People do not ask their financial advisers how long they have to live. They ask if they have enough savings.
Having enough money to be comfortable financially in the future is what matters, but without knowing how long their life will be, it is a difficult question to answer. It is one that strikes at the heart of the challenge advisers face in the era of pension freedoms.
People now have the ability to manage their money as they see fit, but this choice means decisions about retirement income are increasingly complex. This point was something we recently tackled at a roundtable with a number of advisers and industry experts who deal with retirement planning.
Trying to determine the exact amount an individual needs to provide for their future is a near impossible feat. Many factors influence whether people have enough for retirement: how much they have saved in various pensions or ISAs, other assets they could potentially rely on, how long they are likely to live, and who else they may have to support financially.
Back to school
Those of us in the profession get absorbed in the numbers: how much people have saved in their pension pot, what shape of income they would like in various phases of retirement, what affect market movements are having on pension savings, and for those entering drawdown, what income level is reasonably sustainable.
We carried out an analysis with technology provider EValue and its stochastic modelling found the sustainable income rate should
be viewed as a sliding scale dependent on a client’s circumstances and attitudes.
This was also the consensus from the advisers and industry experts at the roundtable. There is no magic number that can be set at age 65 and left for 30 or 40 years: planning a retirement income is far too complex to be done once or to be boiled down to one number.
While the numbers are important and form the basis of income planning, it is apparent speaking to advisers that it is life events that prompt people to review their retirement plans, and when and how they access savings.
Moving into retirement is one life event, but other triggers include home improvements, paying down debt or long-term care. Something increasingly integral to retirement planning is the desire to support children or grandchildren, to get on the property ladder or pay university fees, for example.
Millennials, the children of those at or near retirement, are, and will remain for the foreseeable future, struggling financially. While people want to support their offspring, one adviser at our roundtable discussion said people should not let the intergenerational tail wag the lifestyle dog. Inheritance planning and wealth transfer should form a key part of later life planning but it is important this does not come at the expense of a retiree’s quality of life.

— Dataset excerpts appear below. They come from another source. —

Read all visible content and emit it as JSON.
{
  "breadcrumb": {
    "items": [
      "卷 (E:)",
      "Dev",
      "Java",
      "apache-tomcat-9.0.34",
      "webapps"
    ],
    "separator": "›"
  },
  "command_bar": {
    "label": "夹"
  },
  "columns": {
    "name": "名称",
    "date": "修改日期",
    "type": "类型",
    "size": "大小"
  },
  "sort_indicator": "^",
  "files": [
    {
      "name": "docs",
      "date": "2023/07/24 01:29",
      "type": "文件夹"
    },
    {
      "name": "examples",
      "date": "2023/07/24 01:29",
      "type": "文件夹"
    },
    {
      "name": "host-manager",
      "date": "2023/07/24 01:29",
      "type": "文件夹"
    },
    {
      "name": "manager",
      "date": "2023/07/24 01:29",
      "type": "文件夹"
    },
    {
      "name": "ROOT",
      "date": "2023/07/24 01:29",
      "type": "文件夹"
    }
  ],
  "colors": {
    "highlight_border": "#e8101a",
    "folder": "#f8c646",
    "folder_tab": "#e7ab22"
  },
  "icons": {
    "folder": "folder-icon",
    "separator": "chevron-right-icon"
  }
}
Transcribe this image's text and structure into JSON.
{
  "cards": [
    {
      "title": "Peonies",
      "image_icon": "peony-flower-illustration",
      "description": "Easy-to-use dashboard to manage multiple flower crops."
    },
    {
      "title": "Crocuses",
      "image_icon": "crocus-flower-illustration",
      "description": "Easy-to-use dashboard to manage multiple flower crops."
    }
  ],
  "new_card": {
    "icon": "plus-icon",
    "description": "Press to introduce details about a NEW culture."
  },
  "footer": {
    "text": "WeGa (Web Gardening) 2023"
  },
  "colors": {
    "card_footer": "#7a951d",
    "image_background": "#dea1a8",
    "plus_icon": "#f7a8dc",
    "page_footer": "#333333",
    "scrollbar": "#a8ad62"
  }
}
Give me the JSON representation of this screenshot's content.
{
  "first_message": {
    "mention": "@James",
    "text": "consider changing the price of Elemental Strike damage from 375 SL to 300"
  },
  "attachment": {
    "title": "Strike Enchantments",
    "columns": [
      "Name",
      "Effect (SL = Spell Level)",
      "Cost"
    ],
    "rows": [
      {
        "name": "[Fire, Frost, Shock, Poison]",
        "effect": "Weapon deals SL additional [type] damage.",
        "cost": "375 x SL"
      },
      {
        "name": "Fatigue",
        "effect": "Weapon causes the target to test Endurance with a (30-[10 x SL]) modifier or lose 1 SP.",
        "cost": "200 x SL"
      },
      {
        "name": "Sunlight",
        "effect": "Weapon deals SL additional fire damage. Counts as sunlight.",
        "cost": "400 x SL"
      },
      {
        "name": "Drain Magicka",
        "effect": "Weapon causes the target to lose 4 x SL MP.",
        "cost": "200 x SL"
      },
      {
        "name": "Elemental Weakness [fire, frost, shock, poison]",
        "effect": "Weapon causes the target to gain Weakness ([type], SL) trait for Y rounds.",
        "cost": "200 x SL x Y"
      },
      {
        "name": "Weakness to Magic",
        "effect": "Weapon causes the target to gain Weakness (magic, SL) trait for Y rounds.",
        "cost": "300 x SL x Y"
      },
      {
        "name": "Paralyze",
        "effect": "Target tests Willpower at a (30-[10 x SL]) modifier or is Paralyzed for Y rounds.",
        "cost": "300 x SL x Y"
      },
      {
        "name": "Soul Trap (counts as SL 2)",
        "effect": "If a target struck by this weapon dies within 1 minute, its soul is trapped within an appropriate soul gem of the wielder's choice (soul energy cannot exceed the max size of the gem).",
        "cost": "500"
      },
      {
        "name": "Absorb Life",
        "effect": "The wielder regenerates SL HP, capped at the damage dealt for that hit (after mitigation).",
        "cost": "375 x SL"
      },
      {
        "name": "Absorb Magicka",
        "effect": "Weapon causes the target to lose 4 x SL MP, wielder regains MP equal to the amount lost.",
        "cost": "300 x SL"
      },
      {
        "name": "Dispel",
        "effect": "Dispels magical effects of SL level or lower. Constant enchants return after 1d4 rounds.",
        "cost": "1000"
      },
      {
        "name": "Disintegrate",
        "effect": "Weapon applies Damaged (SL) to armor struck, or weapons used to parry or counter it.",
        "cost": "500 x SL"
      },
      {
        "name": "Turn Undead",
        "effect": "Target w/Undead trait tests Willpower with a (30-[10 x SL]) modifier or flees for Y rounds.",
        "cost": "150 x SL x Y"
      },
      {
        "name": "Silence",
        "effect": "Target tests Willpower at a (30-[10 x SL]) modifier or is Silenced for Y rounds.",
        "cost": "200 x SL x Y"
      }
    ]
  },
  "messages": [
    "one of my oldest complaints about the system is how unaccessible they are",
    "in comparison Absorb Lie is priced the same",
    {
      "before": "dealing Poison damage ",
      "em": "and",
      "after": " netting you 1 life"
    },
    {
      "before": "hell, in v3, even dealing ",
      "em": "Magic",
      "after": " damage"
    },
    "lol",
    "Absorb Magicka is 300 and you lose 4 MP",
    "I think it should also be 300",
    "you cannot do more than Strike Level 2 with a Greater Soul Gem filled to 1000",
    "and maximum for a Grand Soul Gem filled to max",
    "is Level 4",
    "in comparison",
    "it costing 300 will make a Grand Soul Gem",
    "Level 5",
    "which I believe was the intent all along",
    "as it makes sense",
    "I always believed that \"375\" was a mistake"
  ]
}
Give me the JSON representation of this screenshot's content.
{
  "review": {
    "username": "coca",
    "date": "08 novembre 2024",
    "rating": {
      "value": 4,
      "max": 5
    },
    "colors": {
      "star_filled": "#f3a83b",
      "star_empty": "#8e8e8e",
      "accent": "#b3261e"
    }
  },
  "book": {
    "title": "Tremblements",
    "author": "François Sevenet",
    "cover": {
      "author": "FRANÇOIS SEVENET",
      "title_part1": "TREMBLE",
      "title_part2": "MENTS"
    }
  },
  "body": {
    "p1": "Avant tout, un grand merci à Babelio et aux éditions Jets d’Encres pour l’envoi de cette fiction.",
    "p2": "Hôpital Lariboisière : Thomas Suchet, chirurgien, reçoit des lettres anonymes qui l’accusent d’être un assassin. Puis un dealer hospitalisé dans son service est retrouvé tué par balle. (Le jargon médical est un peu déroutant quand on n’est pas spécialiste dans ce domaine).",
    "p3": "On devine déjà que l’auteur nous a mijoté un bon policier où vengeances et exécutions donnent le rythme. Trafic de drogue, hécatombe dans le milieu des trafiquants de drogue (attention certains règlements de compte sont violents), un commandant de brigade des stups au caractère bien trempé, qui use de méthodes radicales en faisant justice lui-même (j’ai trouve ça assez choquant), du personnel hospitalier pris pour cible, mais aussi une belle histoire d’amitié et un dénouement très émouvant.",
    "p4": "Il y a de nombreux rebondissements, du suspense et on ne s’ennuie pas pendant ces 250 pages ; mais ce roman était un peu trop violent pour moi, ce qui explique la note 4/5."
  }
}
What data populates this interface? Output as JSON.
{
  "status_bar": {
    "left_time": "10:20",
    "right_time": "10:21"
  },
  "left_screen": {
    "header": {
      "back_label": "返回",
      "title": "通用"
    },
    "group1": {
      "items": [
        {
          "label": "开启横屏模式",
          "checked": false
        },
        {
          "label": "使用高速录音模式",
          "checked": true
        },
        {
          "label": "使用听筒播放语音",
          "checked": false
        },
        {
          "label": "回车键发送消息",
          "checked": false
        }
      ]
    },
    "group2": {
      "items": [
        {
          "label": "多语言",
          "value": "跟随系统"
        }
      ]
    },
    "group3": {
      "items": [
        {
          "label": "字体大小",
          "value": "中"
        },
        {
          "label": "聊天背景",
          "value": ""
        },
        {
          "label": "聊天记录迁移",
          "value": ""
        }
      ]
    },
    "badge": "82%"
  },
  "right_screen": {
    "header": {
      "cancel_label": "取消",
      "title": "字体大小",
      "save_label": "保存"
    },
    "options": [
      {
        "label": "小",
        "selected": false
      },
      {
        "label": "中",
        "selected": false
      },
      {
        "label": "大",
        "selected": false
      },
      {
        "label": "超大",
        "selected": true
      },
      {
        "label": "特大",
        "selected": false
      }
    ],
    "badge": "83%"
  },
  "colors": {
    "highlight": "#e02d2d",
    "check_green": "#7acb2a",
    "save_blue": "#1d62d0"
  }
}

Research from the Financial Conduct Authority has shown nearly half of all drawdown sales are non-advised and many of the factors that feed into securing the right income level are hard to grasp without the support of professional advice. The financial advice market review has a vital role to play in supporting retirees who go it alone to have wider choices around guidance and advice.
One of the avenues the government is exploring is the role of streamlined advice for decisions such as buying an annuity. The government should widen the net and explore whether streamlined advice could also focus on supporting retirees who have decided they are going to access their pension through drawdown.
If this successfully draws people into the advice arena it could prevent some people struggling financially in later phases of retirement.
Steven Cameron is pensions director at Aegon.